Teh Manis Panas dan Obrolan yang Juga Panas

Teh Manis Panas dan Obrolan yang Juga Panas

Teh Manis Panas dan Obrolan yang Juga Panas

Oleh : Dhilaziya

 

Aku menyamakan pesanan dengan perempuan yang duduk di sebelahku, yakni lontong sayur dengan dua sendok sambal ditambah teh manis panas, bukan sekadar hangat. Hari masih pagi, sisa hujan kemarin sore tidak hanya menyisakan genangan, tapi juga hawa dingin yang ramah mengendus pori-pori. Aku rasa teh manis panas yang diseruput sedikit demi sedikit akan sangat nikmat. Lagi pula bersama Isna, obrolan tidak akan pernah berlangsung sebentar, dan aku tak terlalu suka jika perbincangan kami berteman teh manis dingin-amis. 

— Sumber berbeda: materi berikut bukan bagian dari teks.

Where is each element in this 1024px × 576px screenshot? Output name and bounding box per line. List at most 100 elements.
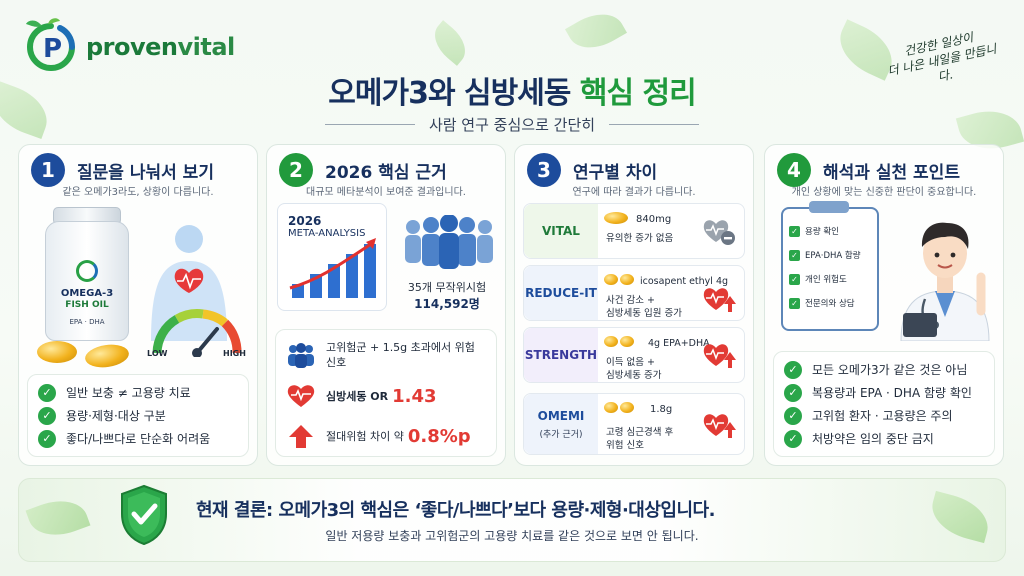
study-dose: 4g EPA+DHA: [648, 338, 710, 349]
doctor-illustration-icon: [895, 207, 995, 345]
study-name: STRENGTH: [524, 328, 598, 382]
heart-pulse-icon: [286, 382, 316, 410]
capsule-icons: [604, 402, 634, 413]
card-subtitle: 같은 오메가3라도, 상황이 다릅니다.: [62, 187, 214, 198]
card-practical-points: 4 해석과 실천 포인트 개인 상황에 맞는 신중한 판단이 중요합니다. ✓ 용…: [764, 144, 1004, 466]
card-2026-evidence: 2 2026 핵심 근거 대규모 메타분석이 보여준 결과입니다. 2026 M…: [266, 144, 506, 466]
absolute-risk-label: 절대위험 차이 약: [326, 430, 404, 443]
checklist-item: ✓ 처방약은 임의 중단 금지: [784, 427, 984, 450]
brand-logo-icon: P: [22, 18, 80, 76]
clipboard-clip: [809, 201, 849, 213]
brand-name: provenvital: [86, 33, 235, 61]
checklist-item: ✓ 일반 보충 ≠ 고용량 치료: [38, 381, 238, 404]
trials-value: 114,592명: [414, 297, 480, 311]
study-row-vital: VITAL 840mg 유의한 증가 없음: [523, 203, 745, 259]
gauge-high-label: HIGH: [223, 349, 246, 358]
clipboard-item: ✓ 개인 위험도: [789, 273, 847, 285]
check-icon: ✓: [38, 383, 56, 402]
or-label: 심방세동 OR: [326, 390, 389, 403]
meta-year: 2026: [288, 214, 322, 228]
stat-row: 심방세동 OR 1.43: [286, 382, 488, 410]
heart-minus-icon: [702, 216, 736, 250]
card-study-differences: 3 연구별 차이 연구에 따라 결과가 다릅니다. VITAL 840mg 유의…: [514, 144, 754, 466]
leaf-decoration: [564, 3, 628, 59]
shield-check-icon: [118, 484, 170, 550]
svg-text:P: P: [43, 34, 62, 64]
capsule-icon: [83, 342, 131, 370]
heart-up-icon: [702, 340, 736, 374]
trials-label: 35개 무작위시험: [407, 281, 487, 294]
bottle-label: OMEGA-3: [60, 288, 114, 299]
card-subtitle: 대규모 메타분석이 보여준 결과입니다.: [306, 187, 466, 198]
capsule-icons: [604, 212, 628, 224]
study-result: 고령 심근경색 후 위험 신호: [606, 427, 674, 451]
subtitle-row: 사람 연구 중심으로 간단히: [0, 114, 1024, 135]
checklist: ✓ 모든 오메가3가 같은 것은 아님 ✓ 복용량과 EPA · DHA 함량 확인…: [773, 351, 995, 457]
brand-logo: P provenvital: [22, 18, 235, 76]
step-number-badge: 2: [279, 153, 313, 187]
check-icon: ✓: [789, 225, 800, 237]
study-name: REDUCE-IT: [524, 266, 598, 320]
stats-panel: 고위험군 + 1.5g 초과에서 위험 신호 심방세동 OR 1.43 절대위험…: [275, 329, 497, 457]
risk-gauge: [147, 305, 247, 361]
divider: [609, 124, 700, 125]
checklist-item: ✓ 복용량과 EPA · DHA 함량 확인: [784, 381, 984, 404]
card-header: 4 해석과 실천 포인트: [777, 153, 960, 187]
arrow-up-icon: [286, 422, 316, 450]
stat-row: 절대위험 차이 약 0.8%p: [286, 422, 488, 450]
page-title: 오메가3와 심방세동 핵심 정리: [328, 76, 696, 111]
conclusion-text: 현재 결론: 오메가3의 핵심은 ‘좋다/나쁘다’보다 용량·제형·대상입니다.: [196, 500, 715, 521]
step-number-badge: 3: [527, 153, 561, 187]
checklist-item: ✓ 용량·제형·대상 구분: [38, 404, 238, 427]
card-split-question: 1 질문을 나눠서 보기 같은 오메가3라도, 상황이 다릅니다. OMEGA-…: [18, 144, 258, 466]
study-result: 사건 감소 + 심방세동 입원 증가: [606, 295, 682, 319]
card-subtitle: 연구에 따라 결과가 다릅니다.: [572, 187, 696, 198]
check-icon: ✓: [784, 406, 802, 425]
card-title: 해석과 실천 포인트: [823, 162, 960, 183]
card-title: 질문을 나눠서 보기: [77, 162, 214, 183]
card-header: 1 질문을 나눠서 보기: [31, 153, 214, 187]
study-name: OMEMI (추가 근거): [524, 394, 598, 454]
card-header: 2 2026 핵심 근거: [279, 153, 447, 187]
check-icon: ✓: [789, 297, 800, 309]
clipboard-item: ✓ EPA·DHA 함량: [789, 249, 861, 261]
stat-high-risk-text: 고위험군 + 1.5g 초과에서 위험 신호: [326, 341, 475, 369]
step-number-badge: 1: [31, 153, 65, 187]
conclusion-banner: [18, 478, 1006, 562]
clipboard-item: ✓ 전문의와 상담: [789, 297, 855, 309]
gauge-low-label: LOW: [147, 349, 168, 358]
bottle-sublabel: FISH OIL: [65, 300, 109, 310]
check-icon: ✓: [784, 383, 802, 402]
check-icon: ✓: [38, 406, 56, 425]
card-header: 3 연구별 차이: [527, 153, 657, 187]
leaf-decoration: [426, 20, 474, 66]
checklist-item: ✓ 좋다/나쁘다로 단순화 어려움: [38, 427, 238, 450]
group-icon: [286, 341, 316, 369]
bottle-logo-icon: [76, 260, 98, 282]
capsule-icon: [37, 341, 77, 363]
conclusion-note: 일반 저용량 보충과 고위험군의 고용량 치료를 같은 것으로 보면 안 됩니다…: [325, 529, 699, 543]
check-icon: ✓: [784, 360, 802, 379]
study-result: 유의한 증가 없음: [606, 233, 674, 244]
card-title: 연구별 차이: [573, 162, 658, 183]
study-row-reduce-it: REDUCE-IT icosapent ethyl 4g 사건 감소 + 심방세동…: [523, 265, 745, 321]
meta-label: META-ANALYSIS: [288, 228, 366, 239]
stat-row: 고위험군 + 1.5g 초과에서 위험 신호: [286, 340, 488, 370]
bottle-sublabel-2: EPA · DHA: [69, 318, 105, 326]
heart-up-icon: [702, 410, 736, 444]
check-icon: ✓: [789, 249, 800, 261]
check-icon: ✓: [784, 429, 802, 448]
meta-analysis-chart: 2026 META-ANALYSIS: [277, 203, 387, 311]
page-subtitle: 사람 연구 중심으로 간단히: [428, 116, 596, 134]
check-icon: ✓: [789, 273, 800, 285]
study-row-omemi: OMEMI (추가 근거) 1.8g 고령 심근경색 후 위험 신호: [523, 393, 745, 455]
study-row-strength: STRENGTH 4g EPA+DHA 이득 없음 + 심방세동 증가: [523, 327, 745, 383]
omega3-bottle: OMEGA-3 FISH OIL EPA · DHA: [45, 221, 129, 341]
study-dose: 840mg: [636, 214, 672, 225]
clipboard-item: ✓ 용량 확인: [789, 225, 839, 237]
checklist-item: ✓ 고위험 환자 · 고용량은 주의: [784, 404, 984, 427]
participants-icon: [401, 214, 497, 275]
checklist-item: ✓ 모든 오메가3가 같은 것은 아님: [784, 358, 984, 381]
or-value: 1.43: [392, 385, 437, 407]
absolute-risk-value: 0.8%p: [407, 425, 471, 447]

“Jam segini malah nasabahku pada japri kalo libur cicilan. Asem emang! Belum jam tujuh, belum juga sarapan! Pait-pait-pait!”

Aku tergelak mendengar gerutuannya. Beberapa orang yang duduk di dekat kami menoleh, kemudian menoleh lagi setelah melihat siapa yang berbicara. Postur Isna yang tinggi ditambah wajah manis dengan hidung mancung, alis tebal, dan binar mata seperti kilau kelereng, ditambah nada ceria dalam suaranya, jelas bukan sesuatu yang mudah diabaikan.

“Lah, masih mending ngomong, daripada cuma tiba-tiba ngilang.”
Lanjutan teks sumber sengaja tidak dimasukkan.